Houston-based Goodrich Petroleum Corp. announced Dec. 20 it will earmark around $90 million to $100 million for its capital expenditure next year, trimming its previous estimate by $40 million.
The spending will focus on 11 gross horizontal wells and to complete the core Haynesville shale wells in the Bethany-Longstreet and Thorn Lake areas of Caddo, DeSoto and Red River parishes, La.
The company will start fracturing operations on two Cason-Dickson wells in the Thorn Lake area of Red River Parish in January and will also frack two Loftus wells in the Bethany-Longstreet field in DeSoto Parish.
Goodrich also plans to ramp up a rig in the North Louisiana Haynesville acreage to be followed by a second rig during the second quarter.
The oil and gas exploration firm expects 2019 production to grow by 90% to 105% compared with 2018 figures to a range of 49.3 Bcfe to 52.9 Bcfe.

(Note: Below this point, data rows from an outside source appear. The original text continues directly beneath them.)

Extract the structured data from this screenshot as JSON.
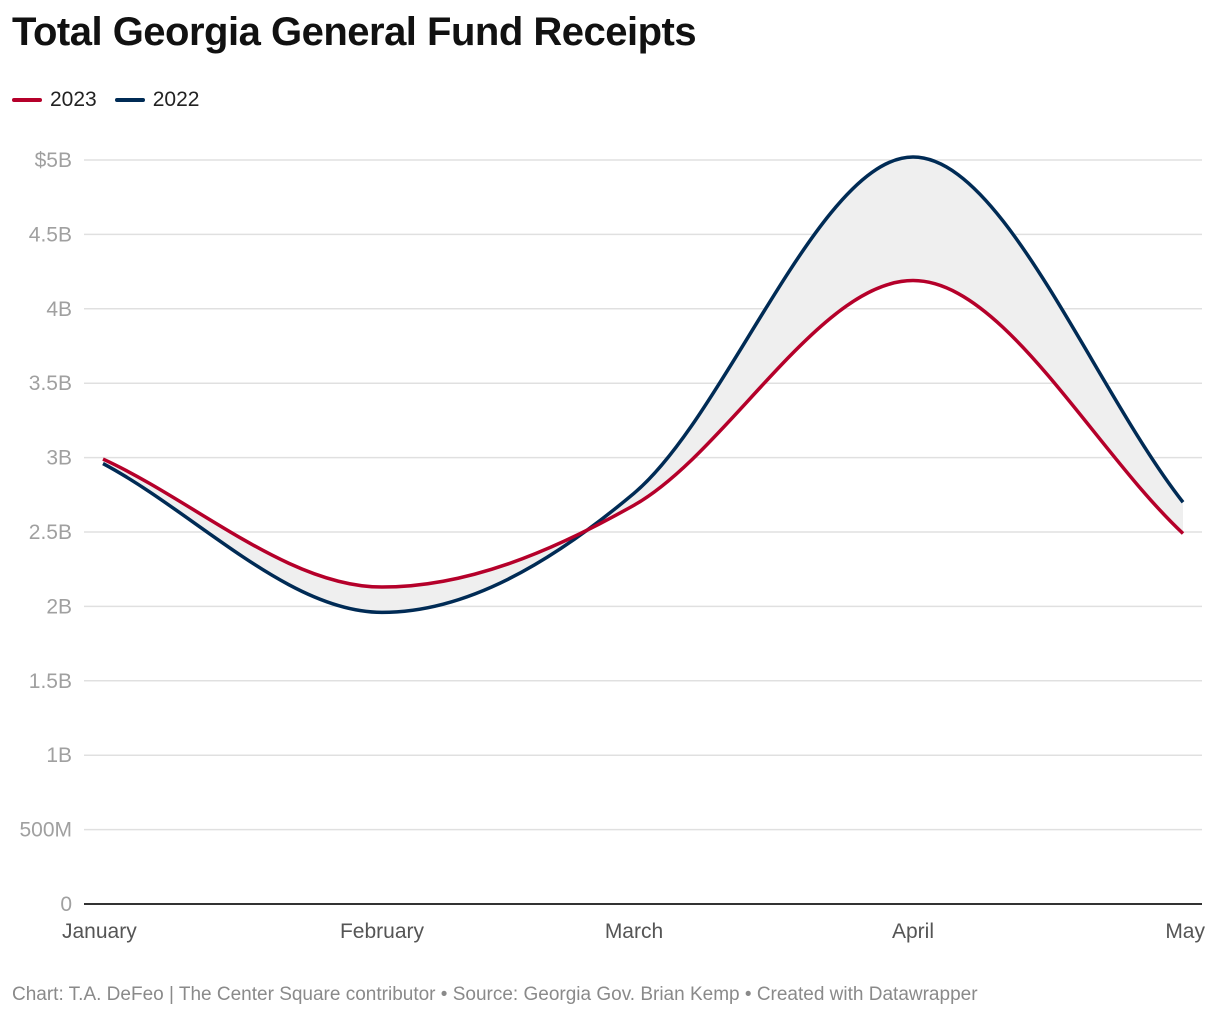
{
  "chart_data": {
    "type": "area",
    "title": "Total Georgia General Fund Receipts",
    "x": [
      "January",
      "February",
      "March",
      "April",
      "May"
    ],
    "x_days": [
      0,
      31,
      59,
      90,
      120
    ],
    "series": [
      {
        "name": "2023",
        "color": "#b5002a",
        "values": [
          2.99,
          2.13,
          2.68,
          4.19,
          2.49
        ]
      },
      {
        "name": "2022",
        "color": "#002b55",
        "values": [
          2.96,
          1.96,
          2.76,
          5.02,
          2.7
        ]
      }
    ],
    "fill_between_color": "#efefef",
    "ylim": [
      0,
      5
    ],
    "yticks": [
      0,
      0.5,
      1,
      1.5,
      2,
      2.5,
      3,
      3.5,
      4,
      4.5,
      5
    ],
    "ytick_labels": [
      "0",
      "500M",
      "1B",
      "1.5B",
      "2B",
      "2.5B",
      "3B",
      "3.5B",
      "4B",
      "4.5B",
      "$5B"
    ],
    "unit": "billions USD",
    "grid": true,
    "legend": "top-left"
  },
  "footer": "Chart: T.A. DeFeo | The Center Square contributor • Source: Georgia Gov. Brian Kemp • Created with Datawrapper"
}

Natural gas will dominate production at 98%.
It expects earnings before interest, tax, debt and amortization, or EBITDA, to be aligned with its 2019 capital expenditures and expects to end 2019 with 1.0 times debt to EBITDA.
For the third quarter, Goodrich earned $1.7 million, or 14 cents per share, up from $0.7 million, or 7 cents per share, in the same quarter the previous year.